The Saturdays of Lomana: The fascination with the jewels of Queen Victoria Eugenia

I participated in the presentation of the new book by Nieves Herrero at the Círculo de Bellas Artes. "El Joyero de la Reina" tells, through the life of Queen Victoria Eugenia and her great fascination and passion for jewels, another chronicle of the history of Spain. I had the pleasure and honor of sharing the presentation with three wonderful women: María Dueñas, Norma Duval and the author, Nieves Herrero.

I spoke of the “passing jewels”, a name coined by Doña María de Las Mercedes, mother of King Juan Carlos I. They are those jewels that belong to the Crown and are passed from one queen to another, those that can never be sold. Doña Sofía passed them on to Letizia, who is now the owner of this legacy. I imagine that, little by little, she has been taking a liking to them and appreciating them in all their historical value, not just material.

Behind a jewel there is always a story, it can be a story of love, desire, ambition, of effort to possess it, also a poisoned present when behind there is an infidelity that is intended to alleviate with a gift.

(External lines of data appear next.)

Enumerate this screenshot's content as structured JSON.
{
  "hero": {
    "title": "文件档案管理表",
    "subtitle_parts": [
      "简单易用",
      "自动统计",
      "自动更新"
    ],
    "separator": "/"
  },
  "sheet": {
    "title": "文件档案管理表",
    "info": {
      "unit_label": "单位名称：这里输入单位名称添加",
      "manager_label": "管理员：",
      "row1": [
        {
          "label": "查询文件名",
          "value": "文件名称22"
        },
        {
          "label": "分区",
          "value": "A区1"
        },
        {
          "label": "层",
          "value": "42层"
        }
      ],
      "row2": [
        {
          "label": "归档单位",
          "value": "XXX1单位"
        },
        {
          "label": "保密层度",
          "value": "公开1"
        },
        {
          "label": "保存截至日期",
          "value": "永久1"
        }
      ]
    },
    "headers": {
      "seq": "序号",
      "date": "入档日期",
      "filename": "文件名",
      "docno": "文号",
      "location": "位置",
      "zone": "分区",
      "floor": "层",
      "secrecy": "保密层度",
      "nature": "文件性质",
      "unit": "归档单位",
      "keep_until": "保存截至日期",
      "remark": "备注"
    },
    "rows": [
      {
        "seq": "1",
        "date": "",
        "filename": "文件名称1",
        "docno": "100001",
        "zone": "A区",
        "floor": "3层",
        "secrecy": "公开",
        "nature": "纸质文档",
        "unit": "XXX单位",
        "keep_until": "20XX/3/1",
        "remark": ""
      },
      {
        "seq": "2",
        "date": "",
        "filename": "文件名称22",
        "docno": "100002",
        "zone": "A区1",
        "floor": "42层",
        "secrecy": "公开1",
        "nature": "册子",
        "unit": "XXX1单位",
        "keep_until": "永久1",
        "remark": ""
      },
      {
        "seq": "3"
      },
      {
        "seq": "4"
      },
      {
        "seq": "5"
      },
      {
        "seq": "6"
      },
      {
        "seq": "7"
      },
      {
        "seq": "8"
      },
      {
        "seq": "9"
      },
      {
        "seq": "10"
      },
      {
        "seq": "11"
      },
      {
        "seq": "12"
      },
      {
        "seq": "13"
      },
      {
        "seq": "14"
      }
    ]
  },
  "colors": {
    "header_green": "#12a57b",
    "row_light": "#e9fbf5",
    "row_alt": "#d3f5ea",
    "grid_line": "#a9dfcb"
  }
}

Queen Victoria Eugenia of Battenberg, a woman of stunning beauty, had a real passion for jewelry; she was an English princess granddaughter of her Queen Victoria, and inherited her taste for gems from her. She wanted to be buried with a snake-shaped ring, designed by her husband Albert of Saxe-Coburg as a symbol of eternal love. Legend has it that a snake on your finger given by a man who loves you means that love is indestructible.

Los sábados de Lomana: La fascinación por las joyas de la reina Victoria Eugenia

There was another woman, her lady-in-waiting Lady William Cecil, who also influenced Victoria Eugenia. Lady Cecil was passionate about Egyptology, she financed excavations such as that of Howar Carter, the archaeologist who discovered the tomb of Tutankhamun. She said that the history of jewelry begins in Ancient or lower Egypt. She told him about the power of precious stones, she especially loved lapis lazuli; stone of an intense blue with sparks of gold, just like the sky in the tombs of the pharaohs blue with golden stars, which we can see if they have been inside one of them, something that overwhelms her for its beauty. Lapis lazuli is said to connect you in a very spiritual and calm way with the afterlife.

superstitions

Lady William Cecil also warned her of the care she should take before wearing pearls that other queens would have worn if they had been unfortunate, as her tears and sorrows would pierce her. Personally I don't believe in those superstitions, they are more in the mind than in reality. Victoria Eugenia should not be superstitious either because she mixed pearls, her favorite jewel, with diamonds, rubies and emeralds. She liked to wear everything, they gave her strength and security. His most important jewel was the chaton necklace, a gift from Alfonso XIII, of an extraordinary size and quality that increased and grew in direct proportion to the detachment, deceit and infidelity of the King who, despite having married for love, never He forgave me for bringing hemophilia to the Bourbon lineage. Several of her children were stillborn, another deaf and dumb. All these misfortunes were separating them at the same time that the necklace of chatons increased.

The Queen had wonderful blue eyes, she loved the aquamarines that matched her color. She became infatuated with a necklace of these stones that the Russian Tsarina had, her cousin, ordering an exact one from Cartier, but that she was removable to use it in various ways. Gossips say that our Queen always envied the jewels of the Russian Tsarina.

But the most appreciated, and the one that made him more curious about her legend, was La Peregrina Pearl. She always defended that hers was the real one. It does not matter, as the philosopher Sartre said, that things are true, the important thing is that it seems so to us.